Feeding the Beast: Caches and the Memory Hierarchy

The race the processor keeps losing

Imagine a master chef who can chop, sear, and plate a dish in one second flat — but the only pantry is a warehouse a ten-minute walk away. It doesn't matter how fast her knife is; she spends her whole shift walking. That is exactly the situation a modern CPU is in. The core's arithmetic units can retire several instructions per nanosecond, yet a trip to main memory to fetch one operand takes 60 to 120 nanoseconds. In the time it takes DRAM to answer once, the core could have executed hundreds of instructions. The beast is starving while it waits for food.

This is the [[memory-wall|memory wall]], and it grew out of a simple divergence. For decades processor clock speeds climbed steeply — partly thanks to Dennard scaling, which let each smaller transistor switch faster at the same power density.
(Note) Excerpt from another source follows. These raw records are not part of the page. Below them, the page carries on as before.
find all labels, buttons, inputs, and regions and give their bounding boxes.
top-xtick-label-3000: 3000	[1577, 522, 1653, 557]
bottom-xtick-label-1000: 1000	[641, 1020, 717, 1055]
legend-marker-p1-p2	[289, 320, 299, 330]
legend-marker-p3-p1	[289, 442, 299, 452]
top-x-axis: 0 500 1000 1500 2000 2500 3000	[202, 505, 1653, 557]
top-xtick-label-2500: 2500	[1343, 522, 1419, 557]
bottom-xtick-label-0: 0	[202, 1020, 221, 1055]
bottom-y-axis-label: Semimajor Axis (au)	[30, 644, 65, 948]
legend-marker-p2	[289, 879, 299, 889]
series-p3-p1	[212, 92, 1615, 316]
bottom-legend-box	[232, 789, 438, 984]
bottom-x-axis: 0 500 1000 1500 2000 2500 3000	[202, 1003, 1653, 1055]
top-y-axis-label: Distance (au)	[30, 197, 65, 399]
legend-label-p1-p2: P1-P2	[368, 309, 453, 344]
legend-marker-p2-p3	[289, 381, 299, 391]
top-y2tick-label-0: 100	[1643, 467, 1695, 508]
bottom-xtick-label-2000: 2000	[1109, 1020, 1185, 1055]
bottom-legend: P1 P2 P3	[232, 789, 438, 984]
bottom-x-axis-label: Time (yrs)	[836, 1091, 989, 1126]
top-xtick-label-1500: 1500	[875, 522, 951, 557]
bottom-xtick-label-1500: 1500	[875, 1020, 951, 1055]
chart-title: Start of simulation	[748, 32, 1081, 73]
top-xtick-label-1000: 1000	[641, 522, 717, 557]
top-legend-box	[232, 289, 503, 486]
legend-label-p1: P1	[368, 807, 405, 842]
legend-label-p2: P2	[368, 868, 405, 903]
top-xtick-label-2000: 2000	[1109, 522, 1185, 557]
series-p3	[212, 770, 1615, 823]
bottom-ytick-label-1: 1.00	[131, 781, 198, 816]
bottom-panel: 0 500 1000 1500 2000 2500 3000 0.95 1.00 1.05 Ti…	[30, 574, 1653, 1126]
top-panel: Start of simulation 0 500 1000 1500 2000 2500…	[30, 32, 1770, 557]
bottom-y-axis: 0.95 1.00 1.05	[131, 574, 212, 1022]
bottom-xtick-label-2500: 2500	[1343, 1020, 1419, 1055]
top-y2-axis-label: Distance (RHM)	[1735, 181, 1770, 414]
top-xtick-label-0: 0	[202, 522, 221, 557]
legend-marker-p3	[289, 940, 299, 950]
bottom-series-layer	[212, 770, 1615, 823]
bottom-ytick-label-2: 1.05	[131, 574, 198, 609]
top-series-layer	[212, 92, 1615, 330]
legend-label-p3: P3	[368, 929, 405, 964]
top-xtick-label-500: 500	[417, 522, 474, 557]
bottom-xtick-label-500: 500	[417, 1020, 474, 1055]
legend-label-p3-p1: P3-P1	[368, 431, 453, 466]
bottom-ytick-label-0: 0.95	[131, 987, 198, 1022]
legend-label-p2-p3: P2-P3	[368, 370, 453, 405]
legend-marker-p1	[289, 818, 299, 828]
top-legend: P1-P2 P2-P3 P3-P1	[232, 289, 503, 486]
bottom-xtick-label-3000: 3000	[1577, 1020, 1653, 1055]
DRAM, by contrast, is built around a tiny capacitor that must be charged and sensed; its raw access latency has barely improved in thirty years. So the two curves separated. CPUs got ~1000× faster; DRAM latency improved maybe 10×. The gap is the wall.

Why a staircase works: locality

If memory accesses were truly random — every byte equally likely at every moment — no trick could help; you'd pay the DRAM penalty almost every time. We are saved by a deep empirical truth about real programs called locality, and it comes in two flavours.

Temporal locality — if you touched an address now, you'll probably touch it again soon. Loop counters, the top of the stack, a hot lookup table: programs return to the same handful of locations over and over.
Spatial locality — if you touched an address, you'll probably touch its neighbours soon. Walking through an array, executing instructions in sequence, reading a struct field-by-field: accesses cluster in nearby addresses.

Locality is what makes a memory hierarchy pay off. We build a staircase of stores, each step bigger and slower than the one above it. The topmost steps are tiny and blisteringly fast; the bottom is huge and slow. We keep the recently- and soon-to-be-used data near the top. Because of temporal locality, the data we just used is still up there when we need it again. Because of spatial locality, we fetch data in *blocks* (a whole 64-byte line at once), so grabbing one byte cheaply pre-loads its neighbours.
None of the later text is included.